Der größte arbeitskulturelle Unterschied zu Deutschland ist die Zeit. Während man in Mitteleuropa meist zwischen 7 und 8 Uhr mit der Arbeit beginnt, geht zur dieser Zeit in Spanien gar nichts. Selbst Supermärkte öffnen meist erst um 10 Uhr. Mein Job begann offiziell morgens gegen 9 Uhr. In Wirklichkeit war niemand um 9 Uhr im Büro. Die ersten trafen dann so gegen 9:15 Uhr ein. Dies bedeutet nicht, dass Spanier weniger Arbeiten. Wie auch ich, arbeiten die meisten Spanien 40 Stunden die Woche. Bloß beginnt der Tag eben erst 1-2 Stunden später in Spanien.

Die Kollegen waren alle sehr nett und freundlich. Ich habe mich gut aufgehoben gefühlt. Sprachlich war es recht schwer in der Firma, denn in Katalonien ist Katalanisch die Landessprache und dies wird auch wirklich von den Einheimischen gepflegt. Trotz gewissen Ähnlichkeiten zum Spanischen habe ich kaum etwas vom Katalanischen verstanden und konnte vielen Konversationen nicht folgen. Mich persönlich haben die Kollegen natürlich auf Spanisch angesprochen, aber untereinander wurde eben Katalanisch geredet. Dies ist für mich im Nachhinein kein Grund dafür, von Barcelona abzuraten, man sollte jedoch wissen, dass Katalanisch mit großem Stolz der Bevölkerung gesprochen wird.

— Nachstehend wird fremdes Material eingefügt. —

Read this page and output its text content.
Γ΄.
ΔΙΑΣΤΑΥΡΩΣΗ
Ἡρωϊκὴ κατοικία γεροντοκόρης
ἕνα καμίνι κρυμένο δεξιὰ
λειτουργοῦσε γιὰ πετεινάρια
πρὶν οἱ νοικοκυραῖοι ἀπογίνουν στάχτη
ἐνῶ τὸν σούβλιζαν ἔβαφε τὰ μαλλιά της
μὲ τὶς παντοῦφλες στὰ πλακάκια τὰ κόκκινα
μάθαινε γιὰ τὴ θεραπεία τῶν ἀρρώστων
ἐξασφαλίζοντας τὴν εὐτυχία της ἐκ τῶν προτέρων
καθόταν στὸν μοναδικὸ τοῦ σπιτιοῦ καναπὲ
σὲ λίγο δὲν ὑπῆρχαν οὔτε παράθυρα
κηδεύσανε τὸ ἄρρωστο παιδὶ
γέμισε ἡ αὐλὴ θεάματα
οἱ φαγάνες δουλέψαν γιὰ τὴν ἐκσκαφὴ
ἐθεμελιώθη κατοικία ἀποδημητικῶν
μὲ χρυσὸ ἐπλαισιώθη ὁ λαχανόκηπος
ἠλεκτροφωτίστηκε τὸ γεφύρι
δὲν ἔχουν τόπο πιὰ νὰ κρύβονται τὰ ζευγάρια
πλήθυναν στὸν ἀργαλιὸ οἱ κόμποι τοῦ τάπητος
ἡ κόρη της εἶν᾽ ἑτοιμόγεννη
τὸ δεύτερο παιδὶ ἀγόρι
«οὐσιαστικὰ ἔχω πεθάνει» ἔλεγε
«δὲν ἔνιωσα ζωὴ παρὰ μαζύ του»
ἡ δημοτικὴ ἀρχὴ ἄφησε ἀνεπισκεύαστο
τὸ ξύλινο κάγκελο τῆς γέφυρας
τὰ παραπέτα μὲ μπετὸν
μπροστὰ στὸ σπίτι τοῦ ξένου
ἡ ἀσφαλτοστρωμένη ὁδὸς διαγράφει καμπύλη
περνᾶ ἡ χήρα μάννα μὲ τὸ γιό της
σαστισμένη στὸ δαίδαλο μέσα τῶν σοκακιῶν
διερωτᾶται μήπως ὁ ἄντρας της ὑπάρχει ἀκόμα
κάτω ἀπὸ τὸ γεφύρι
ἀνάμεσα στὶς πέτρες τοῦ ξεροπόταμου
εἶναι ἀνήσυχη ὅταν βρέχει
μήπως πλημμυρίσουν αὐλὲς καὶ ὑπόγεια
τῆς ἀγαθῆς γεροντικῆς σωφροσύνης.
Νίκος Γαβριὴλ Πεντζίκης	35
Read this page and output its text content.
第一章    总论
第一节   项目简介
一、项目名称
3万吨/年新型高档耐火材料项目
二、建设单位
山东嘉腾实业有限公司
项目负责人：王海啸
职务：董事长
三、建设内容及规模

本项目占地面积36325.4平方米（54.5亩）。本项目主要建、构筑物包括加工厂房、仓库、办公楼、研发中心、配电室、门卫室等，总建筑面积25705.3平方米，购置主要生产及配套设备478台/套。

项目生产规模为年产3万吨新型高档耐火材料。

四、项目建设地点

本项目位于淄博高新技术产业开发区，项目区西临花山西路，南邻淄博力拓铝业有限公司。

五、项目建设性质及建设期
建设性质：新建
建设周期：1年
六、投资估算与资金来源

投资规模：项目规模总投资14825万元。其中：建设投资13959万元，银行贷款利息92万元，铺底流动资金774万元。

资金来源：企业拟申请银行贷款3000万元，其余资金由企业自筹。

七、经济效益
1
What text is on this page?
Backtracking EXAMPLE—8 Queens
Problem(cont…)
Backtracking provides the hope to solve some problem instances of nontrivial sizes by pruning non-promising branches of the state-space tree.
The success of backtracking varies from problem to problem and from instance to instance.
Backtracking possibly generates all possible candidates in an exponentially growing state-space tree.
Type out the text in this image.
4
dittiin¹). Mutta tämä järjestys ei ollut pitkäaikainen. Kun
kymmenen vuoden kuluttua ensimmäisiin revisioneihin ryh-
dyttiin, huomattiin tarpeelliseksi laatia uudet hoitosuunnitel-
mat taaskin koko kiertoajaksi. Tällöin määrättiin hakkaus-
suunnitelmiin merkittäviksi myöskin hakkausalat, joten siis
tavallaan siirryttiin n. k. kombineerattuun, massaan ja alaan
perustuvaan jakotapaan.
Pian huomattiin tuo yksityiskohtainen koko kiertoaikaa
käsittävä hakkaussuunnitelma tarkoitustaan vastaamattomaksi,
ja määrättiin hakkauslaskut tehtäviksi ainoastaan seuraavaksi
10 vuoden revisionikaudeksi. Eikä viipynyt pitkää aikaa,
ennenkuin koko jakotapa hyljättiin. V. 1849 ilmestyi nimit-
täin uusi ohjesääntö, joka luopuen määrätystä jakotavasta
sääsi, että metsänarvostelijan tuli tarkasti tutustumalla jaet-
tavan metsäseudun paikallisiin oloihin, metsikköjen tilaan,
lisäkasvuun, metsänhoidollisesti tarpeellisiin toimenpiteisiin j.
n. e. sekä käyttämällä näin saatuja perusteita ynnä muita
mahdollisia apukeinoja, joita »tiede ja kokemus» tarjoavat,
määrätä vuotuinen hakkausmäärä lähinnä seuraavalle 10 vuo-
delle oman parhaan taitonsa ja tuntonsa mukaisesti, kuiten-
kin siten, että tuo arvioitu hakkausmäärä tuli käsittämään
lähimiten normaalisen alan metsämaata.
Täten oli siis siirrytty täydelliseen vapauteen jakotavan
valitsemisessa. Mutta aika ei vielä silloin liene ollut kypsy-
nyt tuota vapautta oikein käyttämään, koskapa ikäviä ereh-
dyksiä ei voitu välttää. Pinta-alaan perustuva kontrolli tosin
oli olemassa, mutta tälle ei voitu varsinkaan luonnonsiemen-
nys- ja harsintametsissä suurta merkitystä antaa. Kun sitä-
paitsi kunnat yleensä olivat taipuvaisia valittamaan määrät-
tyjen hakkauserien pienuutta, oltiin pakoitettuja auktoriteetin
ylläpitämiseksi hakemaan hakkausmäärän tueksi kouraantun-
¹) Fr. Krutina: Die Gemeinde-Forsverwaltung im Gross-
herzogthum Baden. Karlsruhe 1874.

Es war eine interessante Zeit, in der ich das Arbeitsleben der Spanier etwas besser kennen gelernt habe. Durch die Bezahlung von 450€ im Monat war ich auch finanziell recht gut aufgestellt. Man muss dazu sagen, dass 450€ für ein Praktikum in Spanien schon ziemlich viel ist. Trotzdem ist man natürlich noch auf die Erasmusförderung angewiesen.

Das Leben in Barcelona

Barcelona ist eine unvergleichliche Mittelmeermetropole. Als ich im August ankam waren die Strände voll mit Touristen. Unglaublich welche Menschenmasse das ganze Jahr über nach Barcelona kommen, um hier Urlaub zu machen. Der Grund ist logisch, denn die Stadt ist wunderschön und bietet sehr viele besondere Orte und Möglichkeiten. Es gibt viele verschiedene Stadtviertel, die alle Ihren eigenen Charme haben und voll mit Menschen aus allen Ländern sind. Barcelona ist so multikulturell, dass man auf den Straßen alle möglichen Sprachen hört. Es ist ein bunter Mix aus Einheimischen, Austauschstudenten, Immigranten, Touristen und Geschäftsreisenden. Wenn man eine typisch spanische Stadt als Ziel hat, dann würde ich Barcelona nicht unbedingt empfehlen. Wenn man eine kosmopolitische Metropole mit tollem Wetter und Unmengen an kulturellen Angeboten sucht, dann ist es Barcelona.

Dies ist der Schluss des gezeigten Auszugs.